Опубликовано в журнале Дети Ра, номер 4, 2024
Юрий Казарин. Боль.
М.: «Библиотека журнала «Дети Ра»», 2024
Люди — странные существа. Мы говорим «душа болит», и понимаем: это не просто фигура речи. Именно эта боль, которую невозможно пощупать, превращает вопрос о жизни и смерти в центральную мировоззренческую проблему в философии и литературе. Интуитивно нам понятно: когда поэт говорит о боли, он имеет в виду именно это глубокое, тяжелое переживание, которое обрушивается на нас, если происходит нечто из ряда вон выходящее. Потеря работы, распад семьи, смерть близких, предательство друга, а то и нечто глобальное — эпидемия или военный конфликт. Эти события не проходят бесследно. Они меняют нашу жизнь и нашу личность. Думаю, нет ни одного человека на свете, который бы в ситуации экзистенциальной потери не столкнулся бы с потрясением: «И как теперь жить?». Трудно оказаться один на один со своей болью. Иногда кажется: проще закрыть на нее глаза.
Поэт Юрий Казарин — один из тех, кто предпочитает встречаться с неизбежным лицом к лицу. Цитировать его стихотворения приходится целиком, поскольку окончания строк так сильно «прикручены к смыслам», что получается, по сути, сложное, многоступенчатое предложение, а «пройти» через пространство смыслов читателю приходится на одном дыхании:
Слышно, дельфины целуют корму —
незатонувшее зданье.
Пусто в дому. Пусто в дому.
Свет упирается лбом во тьму,
как свобода в свою тюрьму —
так неволя и мирозданье
начинают свое страданье
с буквы медленной, с буквы ох,
чтобы эхо звучало: бог,
чтобы эхо взошло — господь —
исцеленные труп и плоть.
Пересказать не получится. Одиночество. Предощущение смерти вкупе с надеждой на воскрешение. Столь любимое поэтом, ненаучное, но чувственно точное понятие «невыразимое» подходит к этим стихотворениям как нельзя лучше: чем больше поэт сообщает, тем сильнее остается загадочным. Сила лексического повтора отсылает нас к древнерусскому фольклору: эта заговорно-заклинательная интонация льется плавно и напевно, а нанизанные друг на друга рифмованные слова образуют определенный ритмический рисунок, который вводит читателя в состояние легкого транса. При этом конечный результат, свойственный фольклору, в авторском поэтическом тексте ускользает от нас: в последних строках чувствуется та же зыбкая недосказанность, и финальная точка не разрешает конфликт внешнего и внутреннего, лишь притупляя ощущение тревоги, причины которой кроются в бессознательном.

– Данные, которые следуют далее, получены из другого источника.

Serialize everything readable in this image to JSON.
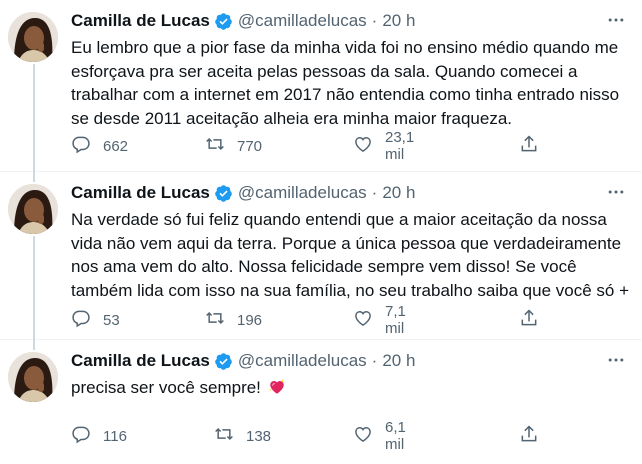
{
  "tweets": [
    {
      "author": "Camilla de Lucas",
      "handle": "@camilladelucas",
      "separator": "·",
      "time": "20 h",
      "text": "Eu lembro que a pior fase da minha vida foi no ensino médio quando me esforçava pra ser aceita pelas pessoas da sala. Quando comecei a trabalhar com a internet em 2017 não entendia como tinha entrado nisso se desde 2011 aceitação alheia era minha maior fraqueza.",
      "replies": "662",
      "retweets": "770",
      "likes": "23,1 mil"
    },
    {
      "author": "Camilla de Lucas",
      "handle": "@camilladelucas",
      "separator": "·",
      "time": "20 h",
      "text": "Na verdade só fui feliz quando entendi que a maior aceitação da nossa vida não vem aqui da terra. Porque a única pessoa que verdadeiramente nos ama vem do alto. Nossa felicidade sempre vem disso! Se você também lida com isso na sua família, no seu trabalho saiba que você só +",
      "replies": "53",
      "retweets": "196",
      "likes": "7,1 mil"
    },
    {
      "author": "Camilla de Lucas",
      "handle": "@camilladelucas",
      "separator": "·",
      "time": "20 h",
      "text": "precisa ser você sempre!",
      "replies": "116",
      "retweets": "138",
      "likes": "6,1 mil"
    }
  ],
  "colors": {
    "accent": "#1d9bf0",
    "muted": "#536471",
    "text": "#0f1419",
    "thread_line": "#cfd9de",
    "heart_emoji": "#e0245e"
  },
  "icons": [
    "verified-badge-icon",
    "more-icon",
    "reply-icon",
    "retweet-icon",
    "like-icon",
    "share-icon",
    "sparkling-heart-emoji"
  ]
}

Боль подталкивает к Богу. Немного боли — это хорошо. Именно она становится движущей силой жизни, заставляет встряхнуться, собраться с мыслями и жить дальше. Когда же ее становится слишком много, избыток выдержит не каждый. Предел переносимости страдания и, соответственно, толерантность к боли, зависит от того, насколько человек осознает свою силу и устойчивость. Пока он не позволяет себе переживать, запрещает себе плакать, боль намертво вцепляется в него. И человек как будто замораживается. Жизнь возвращается к нему, когда он начинает плакать:
Только увижу тебя — сразу заплачу.
Целый день плачу и пью небесный рассол.
Трогаю свои руки — плачу.
Трогаю воздух — плачу: он горек и умирает
от горя, если не трогать его.
Птица летит рядом и смотрит
тебе в глаза. И всей тайгою
трещит стрекоза. Не смотри на нее —
заплачешь. Посмотри на нее —
заплачешь. Душа тайги
хочет увидеть тебя —
и заплакать.
Слезы — это жертва. Человек с сухими глазами мстит. Плачущий, напротив, принимает то, что с ним случилось, как бы ему ни было тяжело. Еще Христос говорил: «Блаженны плачущие…». Когда у человека нет желания ответить злом на зло, он отпускает прошлое. Способствующий развитию поэтической мысли многократный глагольный повтор в стихотворениях Юрия Казарина приобретает символическое значение. При этом интересна синтаксическая позиция повторяющегося слова: как правило, оно или открывает фразу — резко, трагически, или «принимает удар на себя», будучи последним словом в предложении, а подчас и завершая поэтический текст.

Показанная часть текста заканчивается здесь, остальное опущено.